1:30 AM Showtime Extreme
Rest Stop (2006 USA): We’re back in Frozen territory, people. Until 2005, not a single film entitled Rest Stop had ever been produced in the entire hundred years-plus history of cinema. Since 2005, we’ve had five of the damn things. So which one is this? Looks like it’s Rest Stop #2, a straight-to-video nail-biter about a young couple who encounter a serial killer and live (so to speak) to regret it.

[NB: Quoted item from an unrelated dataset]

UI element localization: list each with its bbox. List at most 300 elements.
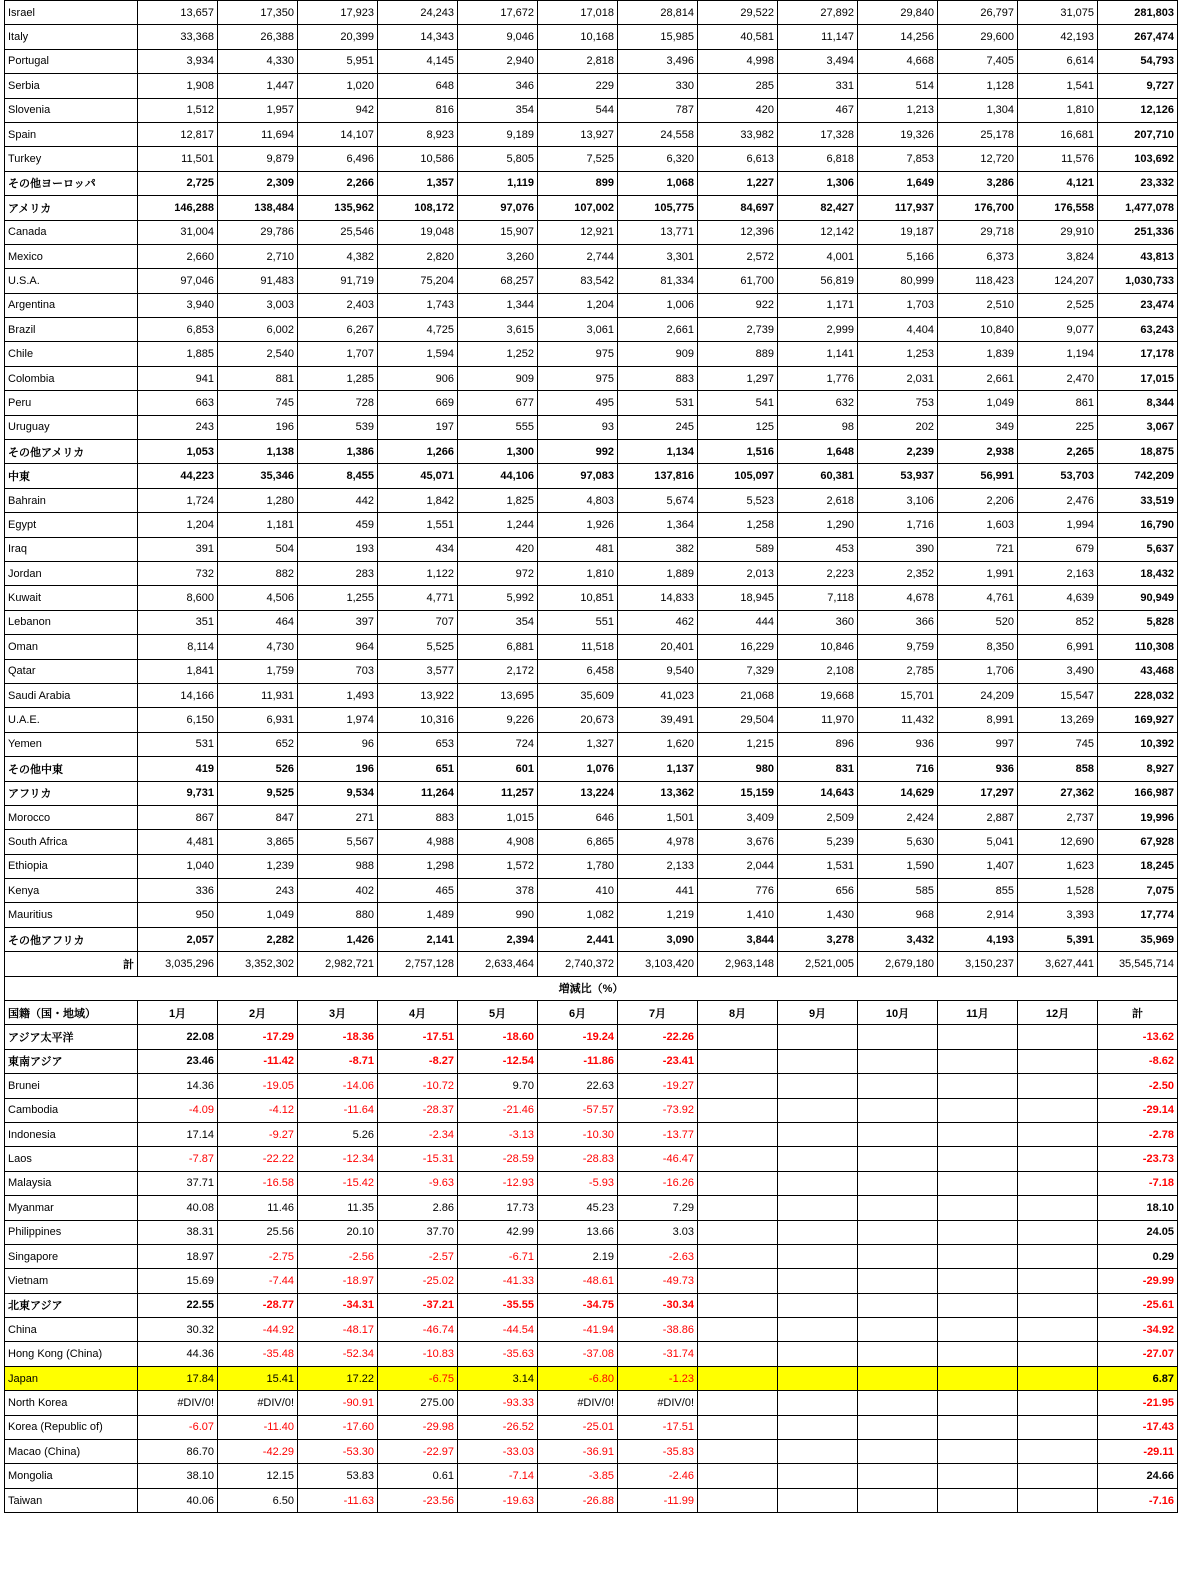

This is one of those movies that reminds you that you should never drive through Texas in the summer, but if you do, pee in a bottle and keep it in the car until you get to Houston.

Monday 6/25/12

12:30 PM Showtime 2
Smoke Signals (1998 USA-CAN): A wry comedy-drama of contemporary Indian life based on a book by Sherman Alexie, Smoke Signals features Evan Adams as Thomas Builds-the-Fire, a homely, bespectacled type who inveigles himself into a road trip with perfunctory pal Victor Joseph (Adam Beach). Victor’s on his way to Phoenix to pick up the ashes of his estranged father, and grudgingly accepts his traveling companion in exchange for a free bus ticket. What follows is the most entertaining big screen bus journey since Midnight Cowboy, and the film benefits further from fine supporting turns by Gary Farmer and Tantoo Cardinal.